BY: DEXTER BROWN
The paleo diet is all the rage these days, but the pricey meat, eggs and vegetables it requires can easily put a strain on tight budgets. After being on it for a year, writer Anne Kadet was starting to feel the financial pinch.
“I love it and feel great. But all that fresh meat and produce costs a fortune,” she said of the diet in a post for OZY. “Plus, there’s a lot of cooking, and I have better things to do with my time.”
When she read the label of her dog’s kibble, however, Kadet realized that it technically fell in line with the expensive high protein, gluten-free and grain-free paleo diet. She also learned that the kibble had holistic ingredients and was fortified with omega-3, omega-6 and antioxidants. Oh, and a whole kibble meal cost less than a dollar. With that in mind, Kadet did what anyone on a constricted budget would do: she announced to her friend that she planned to eat dog food for a week.
SEE ALSO: Could This Raw Food Diet Really Fight Cancer?

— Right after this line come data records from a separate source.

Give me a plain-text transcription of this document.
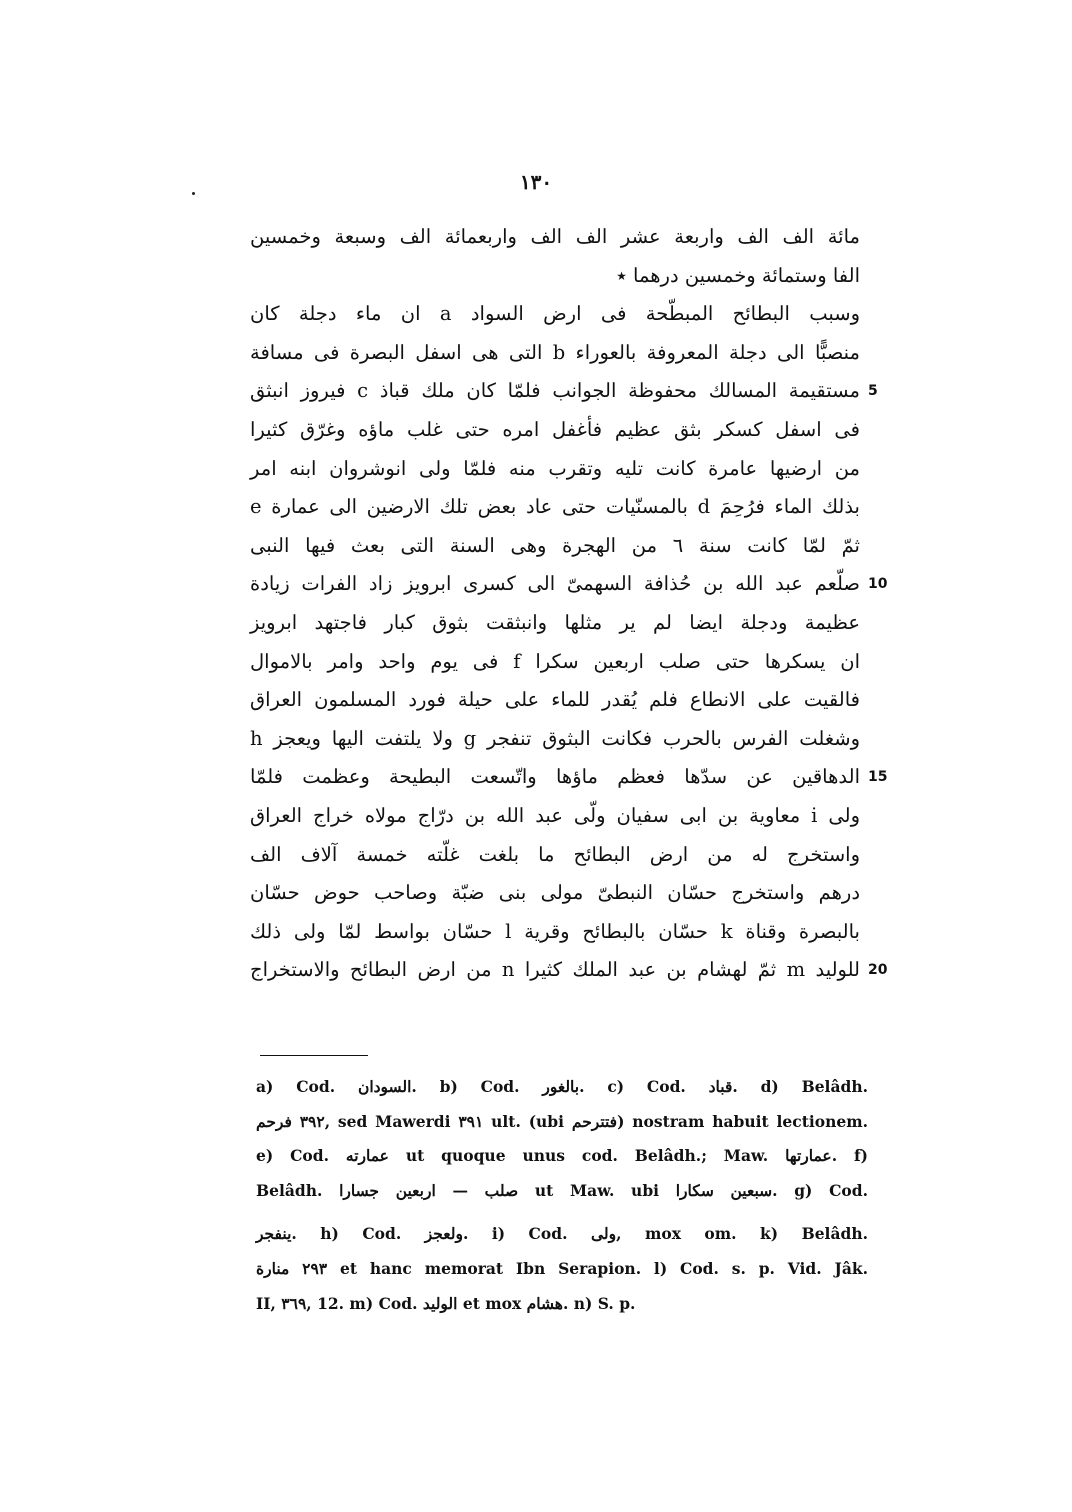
١٣٠
مائة الف الف واربعة عشر الف الف واربعمائة الف وسبعة وخمسين
الفا وستمائة وخمسين درهما ٭
وسبب البطائح المبطّحة فى ارض السواد a ان ماء دجلة كان
منصبًّا الى دجلة المعروفة بالعوراء b التى هى اسفل البصرة فى مسافة
مستقيمة المسالك محفوظة الجوانب فلمّا كان ملك قباذ c فيروز انبثق 5
فى اسفل كسكر بثق عظيم فأغفل امره حتى غلب ماؤه وغرّق كثيرا
من ارضيها عامرة كانت تليه وتقرب منه فلمّا ولى انوشروان ابنه امر
بذلك الماء فرُحِمَ d بالمسنّيات حتى عاد بعض تلك الارضين الى عمارة e
ثمّ لمّا كانت سنة ٦ من الهجرة وهى السنة التى بعث فيها النبى
صلّعم عبد الله بن حُذافة السهمىّ الى كسرى ابرويز زاد الفرات زيادة 10
عظيمة ودجلة ايضا لم ير مثلها وانبثقت بثوق كبار فاجتهد ابرويز
ان يسكرها حتى صلب اربعين سكرا f فى يوم واحد وامر بالاموال
فالقيت على الانطاع فلم يُقدر للماء على حيلة فورد المسلمون العراق
وشغلت الفرس بالحرب فكانت البثوق تنفجر g ولا يلتفت اليها ويعجز h
الدهاقين عن سدّها فعظم ماؤها واتّسعت البطيحة وعظمت فلمّا 15
ولى i معاوية بن ابى سفيان ولّى عبد الله بن درّاج مولاه خراج العراق
واستخرج له من ارض البطائح ما بلغت غلّته خمسة آلاف الف
درهم واستخرج حسّان النبطىّ مولى بنى ضبّة وصاحب حوض حسّان
بالبصرة وقناة k حسّان بالبطائح وقرية l حسّان بواسط لمّا ولى ذلك
للوليد m ثمّ لهشام بن عبد الملك كثيرا n من ارض البطائح والاستخراج 20
a) Cod. السودان. b) Cod. بالغور. c) Cod. قباد. d) Belâdh.
٣٩٢ فرحم, sed Mawerdi ٣٩١ ult. (ubi فتترحم) nostram habuit lectionem.
e) Cod. عمارته ut quoque unus cod. Belâdh.; Maw. عمارتها. f)
Belâdh. صلب — اربعين جسارا ut Maw. ubi سبعين سكارا. g) Cod.
ينفجر. h) Cod. ولعجز. i) Cod. ولى, mox om. k) Belâdh.
٢٩٣ منارة et hanc memorat Ibn Serapion. l) Cod. s. p. Vid. Jâk.
II, ٣٦٩, 12. m) Cod. الوليد et mox هشام. n) S. p.
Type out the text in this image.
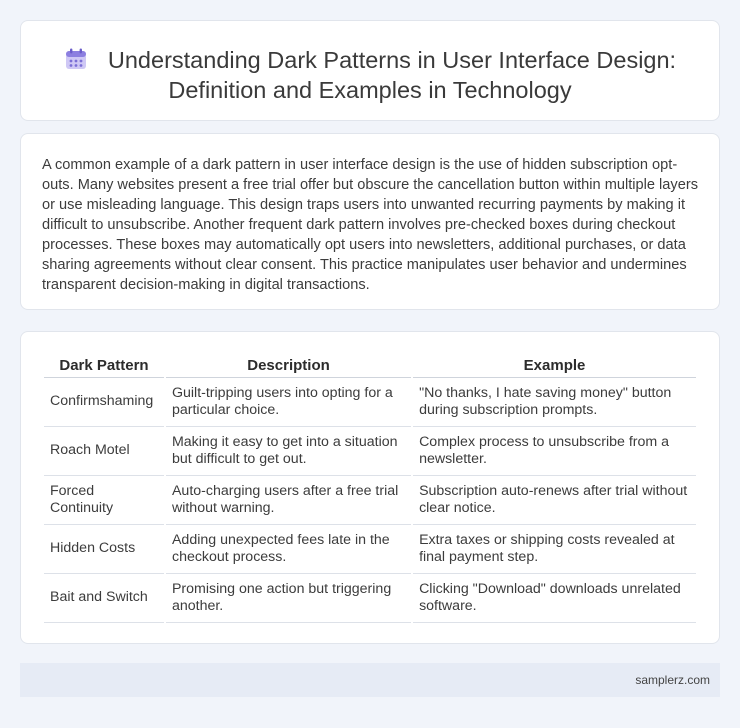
Understanding Dark Patterns in User Interface Design: Definition and Examples in Technology

A common example of a dark pattern in user interface design is the use of hidden subscription opt-outs. Many websites present a free trial offer but obscure the cancellation button within multiple layers or use misleading language. This design traps users into unwanted recurring payments by making it difficult to unsubscribe. Another frequent dark pattern involves pre-checked boxes during checkout processes. These boxes may automatically opt users into newsletters, additional purchases, or data sharing agreements without clear consent. This practice manipulates user behavior and undermines transparent decision-making in digital transactions.

Dark Pattern	Description	Example
Confirmshaming	Guilt-tripping users into opting for a particular choice.	"No thanks, I hate saving money" button during subscription prompts.
Roach Motel	Making it easy to get into a situation but difficult to get out.	Complex process to unsubscribe from a newsletter.
Forced Continuity	Auto-charging users after a free trial without warning.	Subscription auto-renews after trial without clear notice.
Hidden Costs	Adding unexpected fees late in the checkout process.	Extra taxes or shipping costs revealed at final payment step.
Bait and Switch	Promising one action but triggering another.	Clicking "Download" downloads unrelated software.
samplerz.com
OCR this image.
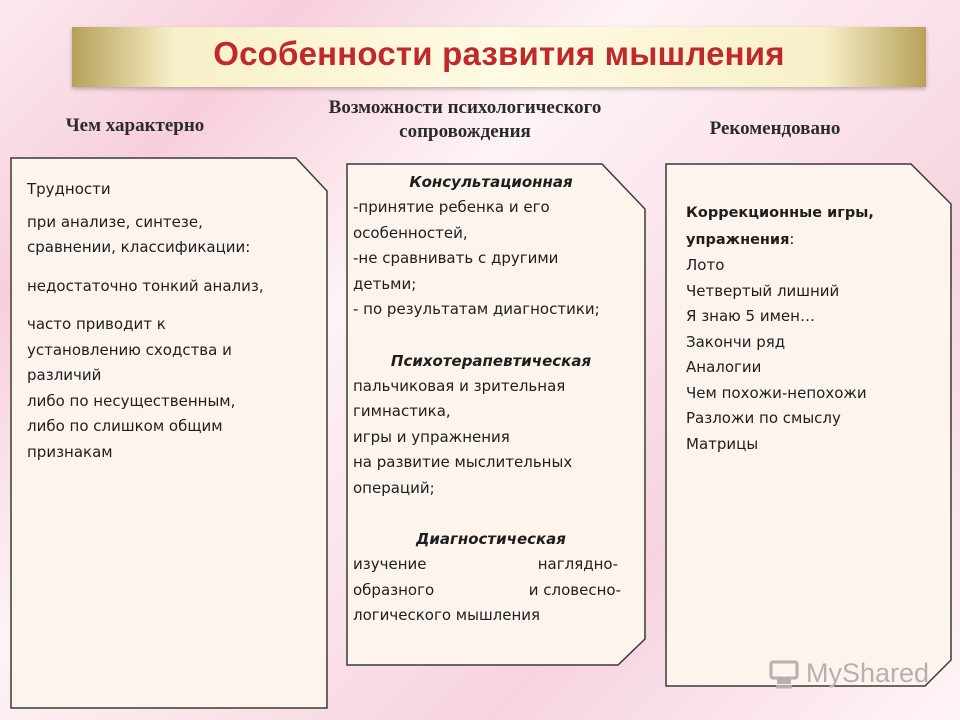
Особенности развития мышления
Чем характерно
Возможности психологического
сопровождения	Рекомендовано
Трудности
при анализе, синтезе,
сравнении, классификации:
недостаточно тонкий анализ,
часто приводит к
установлению сходства и
различий
либо по несущественным,
либо по слишком общим
признакам
Консультационная
-принятие ребенка и его
особенностей,
-не сравнивать с другими
детьми;
- по результатам диагностики;
Психотерапевтическая
пальчиковая и зрительная
гимнастика,
игры и упражнения
на развитие мыслительных
операций;
Диагностическая
изучение	наглядно-
образного	и словесно-
логического мышления
Коррекционные игры,
упражнения:
Лото
Четвертый лишний
Я знаю 5 имен…
Закончи ряд
Аналогии
Чем похожи-непохожи
Разложи по смыслу
Матрицы
MyShared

After she stuck with kibble and other dog food for six days, Kadet lost two pounds, noticed an uptick in energy and improved her blood sugar levels.

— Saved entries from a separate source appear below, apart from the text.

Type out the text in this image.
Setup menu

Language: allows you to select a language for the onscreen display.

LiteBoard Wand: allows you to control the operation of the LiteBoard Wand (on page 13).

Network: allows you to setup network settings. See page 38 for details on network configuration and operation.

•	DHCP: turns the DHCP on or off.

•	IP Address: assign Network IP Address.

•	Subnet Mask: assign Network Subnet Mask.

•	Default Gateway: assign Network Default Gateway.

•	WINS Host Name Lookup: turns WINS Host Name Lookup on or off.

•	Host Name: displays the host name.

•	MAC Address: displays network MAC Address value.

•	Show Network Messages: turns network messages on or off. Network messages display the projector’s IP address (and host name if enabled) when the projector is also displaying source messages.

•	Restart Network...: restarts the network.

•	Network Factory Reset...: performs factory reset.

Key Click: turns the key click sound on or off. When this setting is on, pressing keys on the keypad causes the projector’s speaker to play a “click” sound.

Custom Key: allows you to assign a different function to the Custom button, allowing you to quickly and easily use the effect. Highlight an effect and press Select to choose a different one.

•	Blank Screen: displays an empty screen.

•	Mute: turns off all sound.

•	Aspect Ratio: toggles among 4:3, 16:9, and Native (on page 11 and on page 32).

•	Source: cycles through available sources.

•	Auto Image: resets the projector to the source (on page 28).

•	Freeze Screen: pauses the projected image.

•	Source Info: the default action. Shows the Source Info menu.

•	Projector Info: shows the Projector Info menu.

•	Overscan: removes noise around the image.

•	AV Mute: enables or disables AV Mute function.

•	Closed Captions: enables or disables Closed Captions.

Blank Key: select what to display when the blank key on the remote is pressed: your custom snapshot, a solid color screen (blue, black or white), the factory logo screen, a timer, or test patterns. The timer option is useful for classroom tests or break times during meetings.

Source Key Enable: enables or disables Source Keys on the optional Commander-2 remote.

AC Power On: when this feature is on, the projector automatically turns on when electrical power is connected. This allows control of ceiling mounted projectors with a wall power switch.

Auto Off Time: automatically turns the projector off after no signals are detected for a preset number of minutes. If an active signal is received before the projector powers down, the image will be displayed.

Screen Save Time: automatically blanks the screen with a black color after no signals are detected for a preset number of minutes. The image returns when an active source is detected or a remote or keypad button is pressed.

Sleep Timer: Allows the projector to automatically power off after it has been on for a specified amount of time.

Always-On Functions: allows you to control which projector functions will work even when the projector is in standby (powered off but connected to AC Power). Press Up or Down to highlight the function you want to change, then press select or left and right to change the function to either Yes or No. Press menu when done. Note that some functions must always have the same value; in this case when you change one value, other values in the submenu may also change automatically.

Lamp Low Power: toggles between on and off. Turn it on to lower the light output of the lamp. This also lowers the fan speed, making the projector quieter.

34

As you might expect, she didn’t find all the dog food palatable. On the first day she noted that the kibble had a dry, gritty, nutty and slightly sour taste. “Halfway through the bowl, my jaw gets tired,” she said in her post. “Dog food requires a lot of heavy-duty crunching.”
By day four, after she wolfed down Milk-Bones in public and snacked on a Boo Boo Berry dog cookie with the owner of a local pet supply store, Kadet discovered a line of dog food at PetSmart that was so much like human food that she felt compelled to call the store’s PR office to find out why. They declined to comment.

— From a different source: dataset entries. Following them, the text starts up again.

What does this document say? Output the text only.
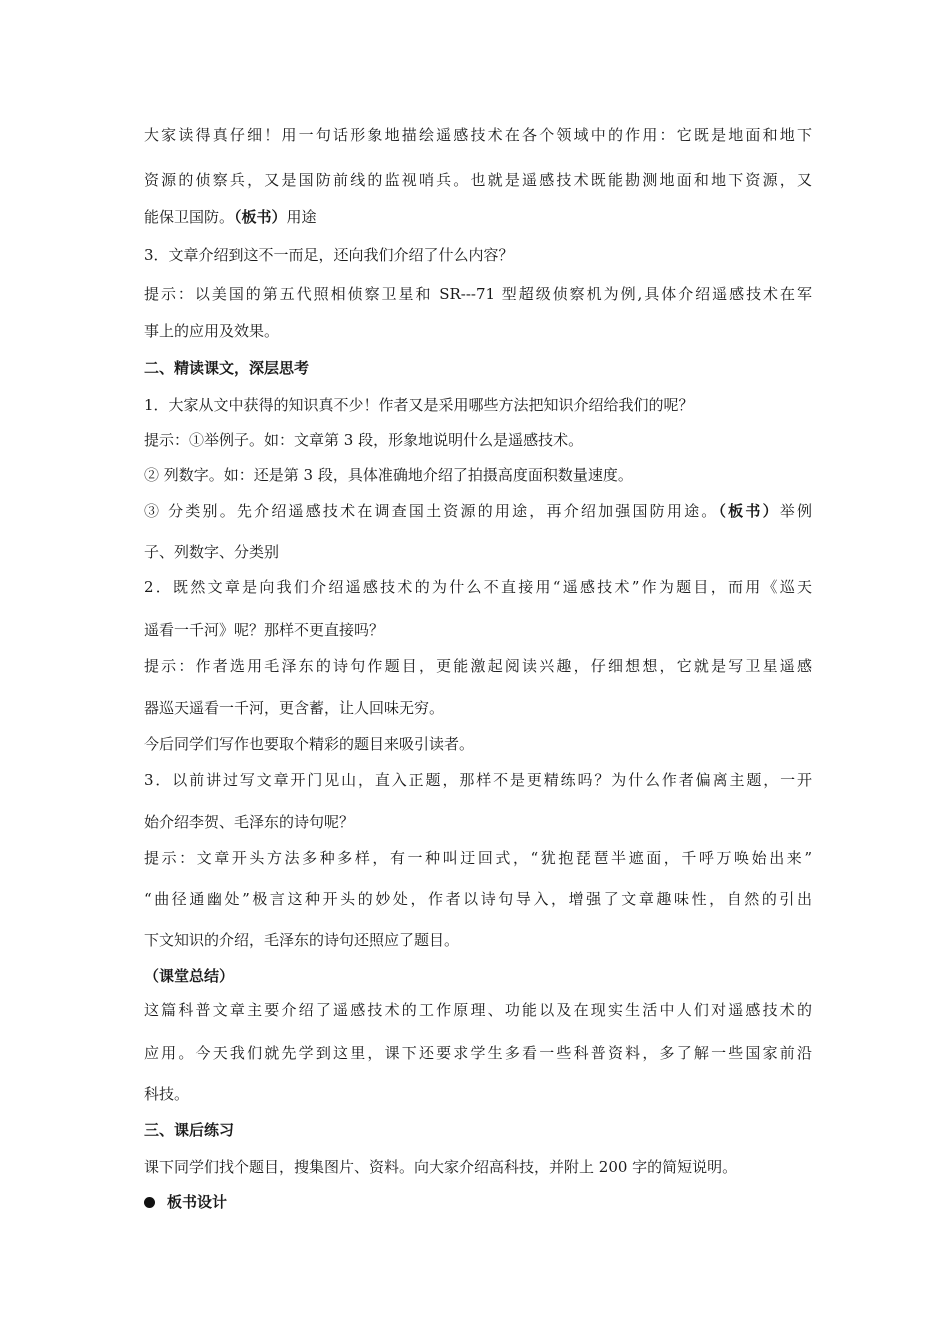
大家读得真仔细！用一句话形象地描绘遥感技术在各个领域中的作用：它既是地面和地下
资源的侦察兵，又是国防前线的监视哨兵。也就是遥感技术既能勘测地面和地下资源，又
能保卫国防。（板书）用途
3．文章介绍到这不一而足，还向我们介绍了什么内容？
提示：以美国的第五代照相侦察卫星和 SR---71 型超级侦察机为例,具体介绍遥感技术在军
事上的应用及效果。
二、精读课文，深层思考
1．大家从文中获得的知识真不少！作者又是采用哪些方法把知识介绍给我们的呢？
提示：①举例子。如：文章第 3 段，形象地说明什么是遥感技术。
② 列数字。如：还是第 3 段，具体准确地介绍了拍摄高度面积数量速度。
③ 分类别。先介绍遥感技术在调查国土资源的用途，再介绍加强国防用途。（板书）举例
子、列数字、分类别
2．既然文章是向我们介绍遥感技术的为什么不直接用“遥感技术”作为题目，而用《巡天
遥看一千河》呢？那样不更直接吗？
提示：作者选用毛泽东的诗句作题目，更能激起阅读兴趣，仔细想想，它就是写卫星遥感
器巡天遥看一千河，更含蓄，让人回味无穷。
今后同学们写作也要取个精彩的题目来吸引读者。
3．以前讲过写文章开门见山，直入正题，那样不是更精练吗？为什么作者偏离主题，一开
始介绍李贺、毛泽东的诗句呢？
提示：文章开头方法多种多样，有一种叫迂回式，“犹抱琵琶半遮面，千呼万唤始出来”
“曲径通幽处”极言这种开头的妙处，作者以诗句导入，增强了文章趣味性，自然的引出
下文知识的介绍，毛泽东的诗句还照应了题目。
（课堂总结）
这篇科普文章主要介绍了遥感技术的工作原理、功能以及在现实生活中人们对遥感技术的
应用。今天我们就先学到这里，课下还要求学生多看一些科普资料，多了解一些国家前沿
科技。
三、课后练习
课下同学们找个题目，搜集图片、资料。向大家介绍高科技，并附上 200 字的简短说明。
板书设计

Kadet, however, soon found the diet’s downside. While she was able to find dog food that she didn’t mind eating, Kadet later found out that it was in fact more expensive than going paleo. After she spoke to a dog food professional, Kadet learned that dogs and humans have different needs. “Dogs make their own vitamin C. Humans do not,” she said in her post. “Dogs and people require different amino acids. Humans have a more efficient metabolism.”
So she decided to end her experiment, but if she were broke Kadet said she’d be more than willing to go back to kibble. “I’d choose to live on kibble over Kraft dinner or ramen noodles,” she wrote. “Surely, an all-in-one, high-end dog food is more nutritious than a diet of white flour and fat.”